Langkah Audrey terhenti. Tangannya terkepal. Sejumput kemarahan melesak ke dalam dadanya. Bagaimana tidak, setelah ia mendapatkan cambukan ini, rasanya tidak cukup bagi Pangeran Rhysand menghukumnya!
"Kenapa? Bukankah aku benar?" katanya mengejek.
"Ah, aku ingat ada seorang maid yang berkata kepadaku hendak menjadi perisaiku. Namun, dia malah berkhianat dan berniat meracuniku terang-terangan di hadapanku."
Audrey sudah tidak tahan lagi dengan ucapan Pangeran Rhysand. Ia membalikkan tubuhnya, menatap nyalang Pangeran Rhysand.
"Tuanku Pangeran! Apakah cambukkan ini tidak cukup bagimu?!" tanya Audrey cepat. Bahkan sampai saat ini, dia masih merasakan bagaimana luka itu bergalur di punggungnya.
Dan apa, Audrey masih jelas mengingat betapa Pangeran Rhysand menyukai momentum saat mencambuknya! Wajahnya yang beringas dan kejam tak dapat itu memenuhi benaknya!
Audrey memberikan wajah menantang kepada Pangeran Rhysand. Pangeran Rhysand mengelap bibirnya, menyudahi makannya dan berjalan kepada Audrey. "Wah, bibirmu masih berani bicara padaku?"
"Kali ini, janji apa lagi yang akan kamu berikan?" tanya Rhysand mengejek.
"Pangeran Rhysand, kamu-lah yang memintaku melayanimu, aku berusaha keras untuk melayanimu secara pribadi dan setulus hati. Tapi Pangeran memanglah kejam seperti apa yang selama ini aku dengar!" seru Audrey tanpa rasa takut.
Toh, dia sudah dicambuk. Mau dipancung atau apa, dia sudah muak hidup di sini!
"Aku mengira, Pangeran Rhysand dapat mengubah kebiasaan konyol ini. Namun, dominasi atas kekuatanmu sangatlah lucu. Mungkin Pangeran Rhysand berpikir, seluruh rakyat tunduk karena Pangeran Rhysand? Tidak! Bisa saja, mereka sedang merencanakan pemberontakan atau diam-diam ingin melepaskan diri menjadi rakyat!" pekik Audrey.
Seketika itu Mademoiselle Edeva berteriak melengking, "MISS FRANKIE! JAGA MULUTMU!"
"Kenapa? Apakah aku salah? Katakan dan hukum aku, jika perkataanku salah!" seru Audrey.
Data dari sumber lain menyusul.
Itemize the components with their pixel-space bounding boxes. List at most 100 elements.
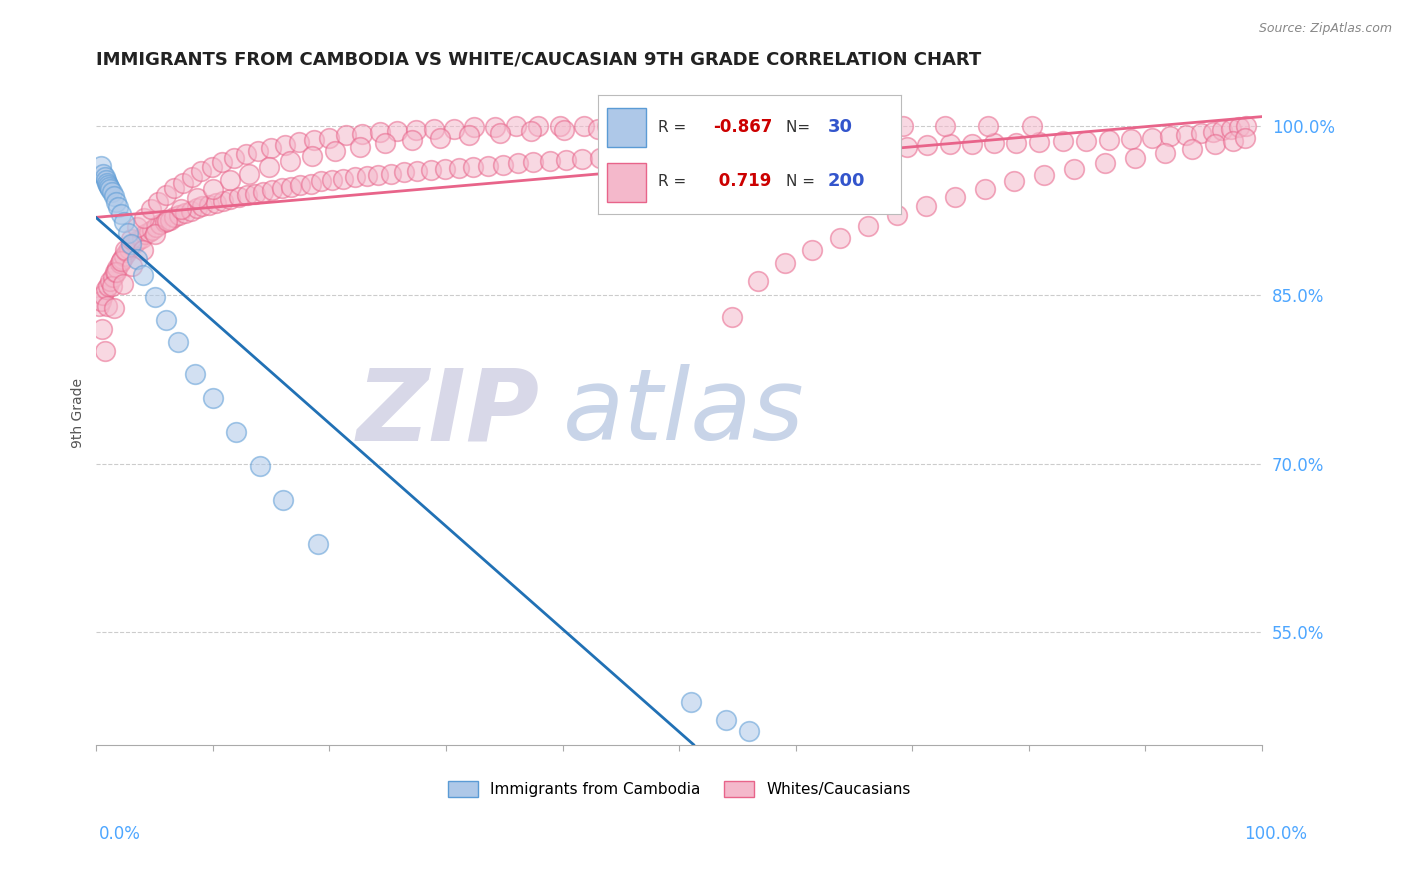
Point [344, 169, 367, 184]
Point [1189, 126, 1212, 140]
Point [96, 299, 118, 313]
Point [522, 155, 544, 169]
Point [644, 120, 666, 134]
Point [222, 151, 245, 165]
Point [257, 160, 280, 174]
Point [270, 181, 292, 195]
Point [572, 120, 595, 134]
Point [219, 193, 242, 207]
Point [252, 185, 274, 199]
Point [733, 120, 755, 134]
Point [108, 256, 131, 270]
Point [915, 199, 938, 213]
Point [1234, 120, 1257, 134]
Point [299, 177, 322, 191]
Y-axis label: 9th Grade: 9th Grade [72, 378, 86, 448]
Point [235, 187, 257, 202]
Point [127, 252, 149, 266]
Point [571, 152, 593, 166]
Point [1181, 142, 1204, 156]
Point [127, 233, 149, 247]
Point [695, 120, 717, 134]
Point [115, 245, 138, 260]
Point [111, 252, 134, 266]
Point [170, 202, 193, 217]
Point [172, 176, 194, 190]
Point [186, 191, 208, 205]
Point [960, 137, 983, 152]
Point [1094, 156, 1116, 170]
Point [934, 120, 956, 134]
Text: ZIP: ZIP [356, 365, 540, 461]
Point [93, 344, 115, 359]
Point [555, 153, 578, 167]
Point [134, 211, 156, 226]
Point [184, 367, 207, 381]
Point [938, 137, 960, 152]
Point [311, 174, 333, 188]
Point [100, 185, 122, 199]
Point [380, 167, 402, 181]
Point [132, 243, 155, 257]
Point [1219, 121, 1241, 136]
Point [120, 237, 142, 252]
Point [853, 141, 876, 155]
Point [443, 121, 465, 136]
Point [752, 144, 775, 158]
Point [1028, 135, 1050, 149]
Point [163, 211, 186, 225]
Point [792, 143, 814, 157]
Point [678, 147, 700, 161]
Point [1204, 137, 1226, 152]
Point [458, 128, 481, 143]
Point [335, 128, 357, 143]
Point [405, 122, 427, 136]
Point [596, 120, 619, 134]
Point [696, 146, 718, 161]
Point [271, 492, 294, 507]
Point [186, 202, 208, 216]
Point [191, 199, 214, 213]
Point [1159, 129, 1181, 144]
Point [225, 425, 247, 439]
Text: 0.0%: 0.0% [98, 825, 141, 843]
Point [695, 120, 717, 134]
Point [132, 268, 155, 282]
Point [886, 208, 908, 222]
Point [896, 139, 918, 153]
Point [138, 225, 160, 239]
Point [945, 190, 967, 204]
Point [658, 147, 681, 161]
Point [1175, 128, 1198, 143]
Point [249, 458, 271, 473]
Point [349, 139, 371, 153]
Point [97, 279, 120, 293]
Point [159, 212, 181, 227]
Text: Source: ZipAtlas.com: Source: ZipAtlas.com [1258, 22, 1392, 36]
Point [1227, 120, 1250, 135]
Point [406, 164, 429, 178]
Point [733, 145, 755, 160]
Point [98, 182, 121, 196]
Point [105, 260, 128, 275]
Point [1202, 125, 1225, 139]
Point [810, 120, 832, 134]
Point [550, 120, 572, 134]
Point [198, 198, 221, 212]
Point [1154, 146, 1177, 161]
Point [167, 208, 190, 222]
Point [983, 136, 1005, 151]
Point [527, 120, 550, 134]
Point [90, 293, 112, 308]
Point [153, 215, 176, 229]
Point [120, 238, 142, 252]
Point [477, 159, 499, 173]
Point [127, 220, 149, 235]
Point [120, 232, 142, 246]
Point [463, 120, 485, 135]
Point [112, 249, 135, 263]
Point [290, 178, 312, 192]
Point [117, 226, 139, 240]
Point [1063, 161, 1085, 176]
Point [589, 151, 612, 165]
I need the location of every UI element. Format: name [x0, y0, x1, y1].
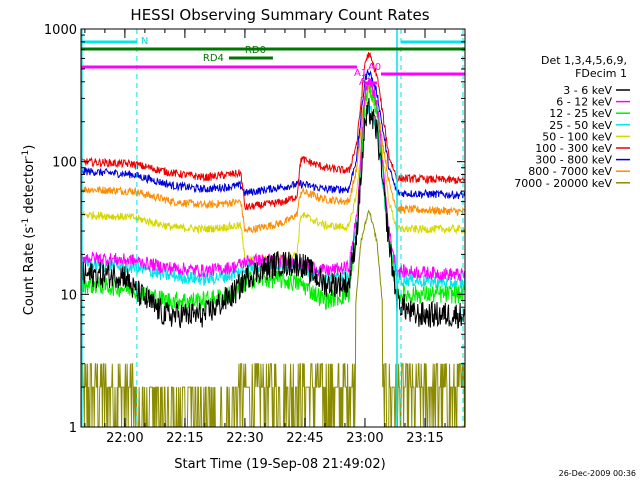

"Ada apa ini?" sebuah suara berat menegahi mereka.
Sontak, Audrey berbalik. Di hadapannya, ada seorang lelaki dengan jubah Kerajaan Atalaric. Rambutnya yang merah membuat Audrey segera tahu siapa sesungguhnya lelaki tersebut…
Dia adalah… Emerald Grissham, Pangeran Kedua Kerajaan Atalaric!